Vielleicht ergibt sich ja noch was aus deiner Ecke !!

Gruß Ralf


----------



## scp (28. März 2016)

*AW: MS Bodil / 2016 noch freie Plätze / Thyboron*

Hallo 
ich möchte gerne im September mitfahren.
Sorry,ich hatte mein Handy aus.Eine App habe ich nicht,kann mir mein Sohn bestimmt einrichten.In der Beziehung bin ich old School...aber ich denke das sich bestimmt was ergibt in Sachen mitfahren.
Gruss Frank


----------



## Sputnik4711 (28. März 2016)

*AW: MS Bodil / 2016 noch freie Plätze / Thyboron*

So Frank ist nun auch fest dabei  Top ich freue mich !!
Frank dein Sohn soll WhatsUp auf dein Handy machen, ist nix großes  
Dann tue ich dich auch in die Gruppe, ist wie Sims schreiben, dann bekommst du auch immer die neuen Termine und andere Sachen direkt mit, und kannst dann mit schreiben !!
Gruß Ralf


----------



## Sputnik4711 (14. April 2016)

*AW: MS Bodil / 2016 noch freie Plätze / Thyboron*

So Männers, es sind immer noch Plätze frei, mag keiner mehr mit kommen, oder habt ihr alle schon eure Termine gebucht !!
Bei Fragen, kann ich euch gerne behilflich sein


----------



## scp (15. April 2016)

*AW: MS Bodil / 2016 noch freie Plätze / Thyboron*

Wenn noch jemand eine Mitfahrgelegenheit sucht bzw eine hat.Ich komme aus Münster und fahre am 30.9. mit raus.
Die Ausfahrt mit der Bodil kann ich nur empfehlen.

MFG 
Frank.


----------



## Sputnik4711 (27. April 2016)

*AW: MS Bodil / 2016 noch freie Plätze / Thyboron*

Hat keiner mehr Intresse ?? Mal hoch geschoben


----------



## Sputnik4711 (10. Mai 2016)

*AW: MS Bodil / 2016 noch freie Plätze / Thyboron*

Mosche Männers, es sind immer noch paar freie Plätze vorhanden,
Am 28/29 Juni 2016
Jeder der Per kennt, weiß das er immer den Fisch findet, und es immer reichlich Fisch nach oben kommt !!
Wer noch mit will, 3 Plätze sind noch frei


----------



## FranzSpiller (16. Mai 2016)

*AW: MS Bodil / 2016 noch freie Plätze / Thyboron*

Hallo,
ich nehme 2 Plätze.
Franz Spiller
Jürgen Spiller

Wir kommen aus Bottrop werden mit WOMO anreisen.


----------



## Sputnik4711 (17. Mai 2016)

*AW: MS Bodil / 2016 noch freie Plätze / Thyboron*

Hallo Franz und Jürgen,

 Herzlich willkommen, ihr seid dabei ??
 Wart ihr schon mal mit der Bodil unterwegs ??
 Bei Fragen könnt Ihr mich gerne kontaktieren !!

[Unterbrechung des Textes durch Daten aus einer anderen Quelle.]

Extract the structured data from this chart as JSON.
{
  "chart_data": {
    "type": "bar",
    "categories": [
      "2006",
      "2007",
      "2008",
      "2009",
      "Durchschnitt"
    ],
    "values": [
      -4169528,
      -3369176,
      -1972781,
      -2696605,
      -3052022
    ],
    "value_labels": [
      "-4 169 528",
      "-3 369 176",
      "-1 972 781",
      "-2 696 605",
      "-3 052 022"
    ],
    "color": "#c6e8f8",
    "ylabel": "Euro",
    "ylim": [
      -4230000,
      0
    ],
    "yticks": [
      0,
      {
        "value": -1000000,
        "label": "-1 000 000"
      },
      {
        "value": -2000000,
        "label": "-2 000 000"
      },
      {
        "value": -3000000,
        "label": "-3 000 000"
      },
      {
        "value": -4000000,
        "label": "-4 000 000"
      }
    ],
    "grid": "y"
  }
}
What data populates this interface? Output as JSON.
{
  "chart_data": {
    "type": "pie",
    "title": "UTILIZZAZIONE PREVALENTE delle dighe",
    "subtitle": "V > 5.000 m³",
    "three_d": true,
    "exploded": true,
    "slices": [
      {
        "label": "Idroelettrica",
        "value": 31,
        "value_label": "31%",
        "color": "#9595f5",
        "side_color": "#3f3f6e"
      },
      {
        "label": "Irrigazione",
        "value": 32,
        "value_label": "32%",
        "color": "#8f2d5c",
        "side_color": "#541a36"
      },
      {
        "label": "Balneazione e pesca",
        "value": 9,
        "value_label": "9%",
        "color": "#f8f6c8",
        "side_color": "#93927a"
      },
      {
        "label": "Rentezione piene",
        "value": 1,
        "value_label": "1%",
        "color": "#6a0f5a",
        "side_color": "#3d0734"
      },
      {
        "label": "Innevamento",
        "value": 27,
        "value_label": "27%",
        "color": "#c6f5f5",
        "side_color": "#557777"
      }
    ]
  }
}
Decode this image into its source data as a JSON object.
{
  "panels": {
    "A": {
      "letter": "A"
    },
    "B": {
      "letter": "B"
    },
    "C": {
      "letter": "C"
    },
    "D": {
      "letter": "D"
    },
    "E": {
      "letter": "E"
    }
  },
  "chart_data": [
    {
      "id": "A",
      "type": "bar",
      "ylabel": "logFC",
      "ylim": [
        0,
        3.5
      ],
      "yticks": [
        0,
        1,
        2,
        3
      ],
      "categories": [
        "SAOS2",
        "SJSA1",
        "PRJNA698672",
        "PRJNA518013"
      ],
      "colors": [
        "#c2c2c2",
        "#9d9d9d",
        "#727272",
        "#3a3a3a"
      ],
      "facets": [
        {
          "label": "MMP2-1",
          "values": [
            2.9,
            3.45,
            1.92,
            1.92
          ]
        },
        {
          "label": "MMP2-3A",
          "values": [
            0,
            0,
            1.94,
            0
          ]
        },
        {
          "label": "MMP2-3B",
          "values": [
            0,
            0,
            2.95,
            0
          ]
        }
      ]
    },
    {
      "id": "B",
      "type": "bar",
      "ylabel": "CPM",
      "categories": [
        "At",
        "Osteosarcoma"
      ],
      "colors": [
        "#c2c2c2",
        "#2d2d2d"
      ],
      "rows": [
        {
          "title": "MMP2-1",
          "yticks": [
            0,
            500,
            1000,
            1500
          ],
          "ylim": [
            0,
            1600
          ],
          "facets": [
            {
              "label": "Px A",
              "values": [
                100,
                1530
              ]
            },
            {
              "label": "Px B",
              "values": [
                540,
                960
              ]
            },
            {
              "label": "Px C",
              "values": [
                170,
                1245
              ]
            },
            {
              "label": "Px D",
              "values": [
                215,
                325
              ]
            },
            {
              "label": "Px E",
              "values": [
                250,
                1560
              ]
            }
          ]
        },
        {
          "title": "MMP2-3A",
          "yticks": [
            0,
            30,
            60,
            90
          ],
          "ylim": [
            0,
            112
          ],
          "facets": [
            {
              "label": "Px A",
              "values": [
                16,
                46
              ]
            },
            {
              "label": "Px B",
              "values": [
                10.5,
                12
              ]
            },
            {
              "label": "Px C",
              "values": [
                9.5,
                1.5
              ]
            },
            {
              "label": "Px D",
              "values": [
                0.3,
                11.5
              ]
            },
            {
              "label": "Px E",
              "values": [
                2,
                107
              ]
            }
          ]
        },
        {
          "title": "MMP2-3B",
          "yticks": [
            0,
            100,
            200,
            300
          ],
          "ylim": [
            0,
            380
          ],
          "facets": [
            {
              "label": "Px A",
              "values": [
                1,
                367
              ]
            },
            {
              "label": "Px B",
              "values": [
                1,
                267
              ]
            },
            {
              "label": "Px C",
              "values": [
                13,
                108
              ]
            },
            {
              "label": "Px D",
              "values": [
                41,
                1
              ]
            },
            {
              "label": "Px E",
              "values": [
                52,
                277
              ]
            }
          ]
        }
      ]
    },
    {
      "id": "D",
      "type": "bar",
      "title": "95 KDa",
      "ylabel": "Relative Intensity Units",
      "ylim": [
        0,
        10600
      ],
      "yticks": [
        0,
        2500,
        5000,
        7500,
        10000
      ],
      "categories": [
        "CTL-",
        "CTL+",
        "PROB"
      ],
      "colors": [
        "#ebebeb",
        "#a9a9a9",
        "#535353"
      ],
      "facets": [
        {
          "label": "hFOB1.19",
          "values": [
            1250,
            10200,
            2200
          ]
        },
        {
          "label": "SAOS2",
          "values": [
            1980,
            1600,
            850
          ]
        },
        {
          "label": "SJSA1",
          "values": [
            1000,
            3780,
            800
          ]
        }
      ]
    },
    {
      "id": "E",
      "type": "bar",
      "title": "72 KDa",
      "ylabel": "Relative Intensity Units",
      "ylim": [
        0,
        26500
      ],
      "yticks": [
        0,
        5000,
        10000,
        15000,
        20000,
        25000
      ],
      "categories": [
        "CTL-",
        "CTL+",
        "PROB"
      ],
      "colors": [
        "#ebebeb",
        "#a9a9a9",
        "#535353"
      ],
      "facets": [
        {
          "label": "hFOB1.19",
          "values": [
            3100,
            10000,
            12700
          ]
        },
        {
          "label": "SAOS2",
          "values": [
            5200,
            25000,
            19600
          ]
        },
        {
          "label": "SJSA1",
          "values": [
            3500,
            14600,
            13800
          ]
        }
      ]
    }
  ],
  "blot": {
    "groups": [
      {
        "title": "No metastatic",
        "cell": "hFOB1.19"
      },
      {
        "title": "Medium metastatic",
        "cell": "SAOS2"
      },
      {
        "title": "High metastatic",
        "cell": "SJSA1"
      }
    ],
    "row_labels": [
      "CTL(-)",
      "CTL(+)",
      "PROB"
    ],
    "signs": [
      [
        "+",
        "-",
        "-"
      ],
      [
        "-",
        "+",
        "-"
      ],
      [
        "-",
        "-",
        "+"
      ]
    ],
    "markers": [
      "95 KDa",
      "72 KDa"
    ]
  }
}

 Es können sich aber gerne immer noch welche melden, die mit möchten, evtl für welche die zum schluß ausfallen.


----------



## Sputnik4711 (17. Mai 2016)

*AW: MS Bodil / 2016 noch freie Plätze / Thyboron*

Ach noch was, für wann möchtet ihr die 2 Plätze, für Juni oder September !!
 Damit ich das auf die 1 Seite fest tackere


----------



## FranzSpiller (17. Mai 2016)

*AW: MS Bodil / 2016 noch freie Plätze / Thyboron*

Hallo Sputnik,
wir möchten im Juni mit.
Auf der Bodil waren wir noch nicht.
Die aussagen im Internet hören sich aber sehr gut an.
Wir sind begeisterte Meeresangler haben ein kleines Boot mit 90PS Motor, angeln 3x im Jahr vor  Langeland.


----------



## Sputnik4711 (18. Mai 2016)

*AW: MS Bodil / 2016 noch freie Plätze / Thyboron*

So Männers, die Zeit rückt immer näher, wir begrüßen Franz Spiller und Jürgen Spiller die jetzt auch fest gebucht haben und am 28/29 Juni mit dabei sind !!!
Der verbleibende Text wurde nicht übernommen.